Given the size of this year's class, however, only the new cardinals of the Roman Curia -- and not even all of them -- have been given the coveted slots in the Pope's House; the rest of the bunch are slated to be on the other side of St Peter's in the modern, now solar-powered Paul VI Audience Hall. While Dolan and Toronto's Cardinal Thomas Collins will be set up in the main space where Benedict XVI holds his Wednesday gatherings and other large events, O'Brien's been given a spot in the building's atrium. Per custom, each cardinal hands out prayer-cards to commemorate his elevation, and by each station stands a small table intended to display the greeter's new red biretta.

From there, the groups break up for dinner and, in most cases, an early night. While the Pope's concelebrated Mass with his new appointees begins at 9.30 Vatican time tomorrow morning in St Peter's, for the third of three indoor consistories in a row, reports have already emerged that at least hundreds of pilgrims -- some of whom were said to be queued up before dawn to get into this morning's ceremony -- were shut out of the basilica and forced to watch the event on the large video-screens set up in the square.

In prior instances of this, the excluded (including members of some new cardinals' families) all had tickets, but the distributed number of passes ostensibly exceeded the roughly 10,000-seat capacity of the world's second-largest church. Before B16 moved his elevations inside at his second intake in 2007, they had been held in the Piazza from 1998, taking place in the 7,000-seat Audience Hall prior to that.

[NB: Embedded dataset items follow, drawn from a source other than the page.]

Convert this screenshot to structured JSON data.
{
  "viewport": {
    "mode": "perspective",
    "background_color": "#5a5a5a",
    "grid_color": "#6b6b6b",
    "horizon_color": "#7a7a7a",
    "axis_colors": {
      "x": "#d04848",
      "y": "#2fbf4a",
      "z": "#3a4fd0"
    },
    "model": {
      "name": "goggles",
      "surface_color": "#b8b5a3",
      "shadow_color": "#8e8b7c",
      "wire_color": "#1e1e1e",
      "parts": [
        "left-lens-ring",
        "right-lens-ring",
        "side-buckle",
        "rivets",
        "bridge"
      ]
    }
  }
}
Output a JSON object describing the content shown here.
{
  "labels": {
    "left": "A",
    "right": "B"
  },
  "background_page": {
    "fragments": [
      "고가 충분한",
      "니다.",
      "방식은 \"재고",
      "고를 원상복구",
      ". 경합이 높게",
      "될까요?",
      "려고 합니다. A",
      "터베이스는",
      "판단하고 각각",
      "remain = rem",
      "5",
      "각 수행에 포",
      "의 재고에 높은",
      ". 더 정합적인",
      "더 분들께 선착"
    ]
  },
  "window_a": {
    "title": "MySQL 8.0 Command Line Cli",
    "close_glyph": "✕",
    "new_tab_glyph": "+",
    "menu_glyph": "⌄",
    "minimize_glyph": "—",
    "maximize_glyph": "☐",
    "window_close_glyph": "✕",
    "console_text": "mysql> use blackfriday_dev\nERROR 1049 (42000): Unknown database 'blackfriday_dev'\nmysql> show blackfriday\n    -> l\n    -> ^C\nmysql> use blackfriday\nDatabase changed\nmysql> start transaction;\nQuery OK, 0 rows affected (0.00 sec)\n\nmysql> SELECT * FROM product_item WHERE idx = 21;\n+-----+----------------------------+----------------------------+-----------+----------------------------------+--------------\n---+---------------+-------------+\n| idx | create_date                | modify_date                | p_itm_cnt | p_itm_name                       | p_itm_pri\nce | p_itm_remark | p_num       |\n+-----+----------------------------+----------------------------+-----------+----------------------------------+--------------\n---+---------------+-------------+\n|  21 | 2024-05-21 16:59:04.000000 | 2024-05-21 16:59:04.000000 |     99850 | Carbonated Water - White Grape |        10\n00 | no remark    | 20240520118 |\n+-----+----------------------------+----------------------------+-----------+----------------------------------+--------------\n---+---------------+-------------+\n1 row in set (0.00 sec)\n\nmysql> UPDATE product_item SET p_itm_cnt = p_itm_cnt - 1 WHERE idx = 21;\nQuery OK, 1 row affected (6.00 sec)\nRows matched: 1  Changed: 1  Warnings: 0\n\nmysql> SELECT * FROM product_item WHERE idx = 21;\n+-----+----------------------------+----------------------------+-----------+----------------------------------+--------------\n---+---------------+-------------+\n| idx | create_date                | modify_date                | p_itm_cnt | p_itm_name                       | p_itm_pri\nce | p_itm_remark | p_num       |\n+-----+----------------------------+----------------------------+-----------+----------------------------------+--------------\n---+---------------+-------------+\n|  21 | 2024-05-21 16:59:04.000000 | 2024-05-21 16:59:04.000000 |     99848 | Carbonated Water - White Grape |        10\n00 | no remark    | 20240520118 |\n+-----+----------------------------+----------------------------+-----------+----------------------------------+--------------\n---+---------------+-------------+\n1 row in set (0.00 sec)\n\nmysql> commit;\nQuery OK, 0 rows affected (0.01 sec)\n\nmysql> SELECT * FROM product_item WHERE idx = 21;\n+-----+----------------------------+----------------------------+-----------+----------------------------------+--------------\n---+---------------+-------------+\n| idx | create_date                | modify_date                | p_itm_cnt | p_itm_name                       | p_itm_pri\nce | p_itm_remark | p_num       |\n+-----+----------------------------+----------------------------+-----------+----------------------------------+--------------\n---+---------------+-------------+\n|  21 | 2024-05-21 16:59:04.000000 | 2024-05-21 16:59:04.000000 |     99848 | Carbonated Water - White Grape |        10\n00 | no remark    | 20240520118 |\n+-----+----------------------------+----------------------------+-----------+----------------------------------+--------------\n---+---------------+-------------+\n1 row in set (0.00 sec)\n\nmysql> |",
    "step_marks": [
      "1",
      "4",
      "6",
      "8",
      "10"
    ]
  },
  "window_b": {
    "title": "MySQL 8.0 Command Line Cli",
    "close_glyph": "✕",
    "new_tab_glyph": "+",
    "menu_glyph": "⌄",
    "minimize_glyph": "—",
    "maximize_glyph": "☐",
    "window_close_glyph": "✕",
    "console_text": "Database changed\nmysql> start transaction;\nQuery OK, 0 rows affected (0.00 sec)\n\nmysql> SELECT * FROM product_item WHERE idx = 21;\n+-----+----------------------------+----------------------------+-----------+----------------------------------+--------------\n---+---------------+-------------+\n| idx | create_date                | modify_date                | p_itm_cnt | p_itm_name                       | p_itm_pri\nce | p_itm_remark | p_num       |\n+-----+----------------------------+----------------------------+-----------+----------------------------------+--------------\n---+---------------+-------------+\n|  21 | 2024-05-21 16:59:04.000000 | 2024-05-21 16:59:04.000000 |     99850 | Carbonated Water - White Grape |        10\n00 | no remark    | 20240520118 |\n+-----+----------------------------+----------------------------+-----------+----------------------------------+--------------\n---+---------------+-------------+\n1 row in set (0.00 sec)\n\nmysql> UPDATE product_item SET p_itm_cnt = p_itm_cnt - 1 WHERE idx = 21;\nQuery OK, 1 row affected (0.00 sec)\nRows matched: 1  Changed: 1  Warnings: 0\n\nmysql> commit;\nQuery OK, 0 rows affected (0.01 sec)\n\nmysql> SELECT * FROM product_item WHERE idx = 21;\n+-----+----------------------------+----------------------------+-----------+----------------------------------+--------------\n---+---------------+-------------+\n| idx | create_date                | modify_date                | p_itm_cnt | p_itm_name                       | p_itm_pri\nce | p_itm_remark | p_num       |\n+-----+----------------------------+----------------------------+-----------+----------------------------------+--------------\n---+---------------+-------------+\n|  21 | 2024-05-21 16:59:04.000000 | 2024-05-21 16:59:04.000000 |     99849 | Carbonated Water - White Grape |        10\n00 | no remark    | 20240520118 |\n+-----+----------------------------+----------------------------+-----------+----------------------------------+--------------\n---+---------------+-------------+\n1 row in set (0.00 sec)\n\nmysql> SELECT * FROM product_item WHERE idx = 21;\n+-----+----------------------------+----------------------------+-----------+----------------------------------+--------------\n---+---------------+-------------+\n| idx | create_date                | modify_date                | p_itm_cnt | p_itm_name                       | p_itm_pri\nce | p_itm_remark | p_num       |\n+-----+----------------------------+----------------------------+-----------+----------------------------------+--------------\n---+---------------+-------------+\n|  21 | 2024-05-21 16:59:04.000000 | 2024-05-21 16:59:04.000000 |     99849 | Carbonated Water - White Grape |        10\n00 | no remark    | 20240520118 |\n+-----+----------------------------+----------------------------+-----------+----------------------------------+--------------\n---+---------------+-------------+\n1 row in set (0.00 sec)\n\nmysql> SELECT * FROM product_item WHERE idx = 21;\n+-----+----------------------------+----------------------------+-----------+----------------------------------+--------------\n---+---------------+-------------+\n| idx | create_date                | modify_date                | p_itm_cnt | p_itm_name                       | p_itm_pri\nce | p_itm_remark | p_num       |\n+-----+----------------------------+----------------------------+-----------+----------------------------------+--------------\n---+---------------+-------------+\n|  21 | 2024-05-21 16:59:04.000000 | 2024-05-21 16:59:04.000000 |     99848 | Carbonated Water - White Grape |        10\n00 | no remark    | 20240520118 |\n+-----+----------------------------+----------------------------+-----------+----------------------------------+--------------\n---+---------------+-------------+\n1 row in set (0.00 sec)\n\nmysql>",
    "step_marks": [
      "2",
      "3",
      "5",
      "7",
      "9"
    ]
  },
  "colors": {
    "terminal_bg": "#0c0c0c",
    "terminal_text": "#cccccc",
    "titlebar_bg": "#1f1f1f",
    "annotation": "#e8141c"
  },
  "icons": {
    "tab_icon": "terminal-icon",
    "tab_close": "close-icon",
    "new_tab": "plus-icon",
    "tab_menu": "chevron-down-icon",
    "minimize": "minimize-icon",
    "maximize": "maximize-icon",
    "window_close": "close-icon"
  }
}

Before the advent of mass pilgrimages accompanying the designates, consistories historically occurred in the Hall of Blessings above the narthex of St Peter's, or in the Sistine Chapel.

The formal events for the new crop of the College wrap up on Monday, when the Pope receives the cardinals and their groups for one mass audience. More than most Consistory Weeks, Rome is expected to clear out quickly afterward with Ash Wednesday, and the residential prelates' task to lead Lent's opening rites at home, all of hours away.

Not much later, the new class' added workload will begin to evidence itself. Within the coming weeks, the new cardinals younger than 80 will receive their memberships to several dicasteries of the Roman Curia, their dockets individually determined by the pontiff to reflect which offices can benefit most from their particular strengths and experiences. And for most cardinals, the new role tends to bring a fairly sizable uptick both in mail and invitations, all of which has to be balanced with a "day job" that's often fairly intense on its own.

All that said, there is one last Roman ritual awaiting each member of the class -- "taking possession" of his assigned titular church. The simple parish Mass launching a new cardinal's ministry as honorary pastor of his assignment now usually takes place within a year.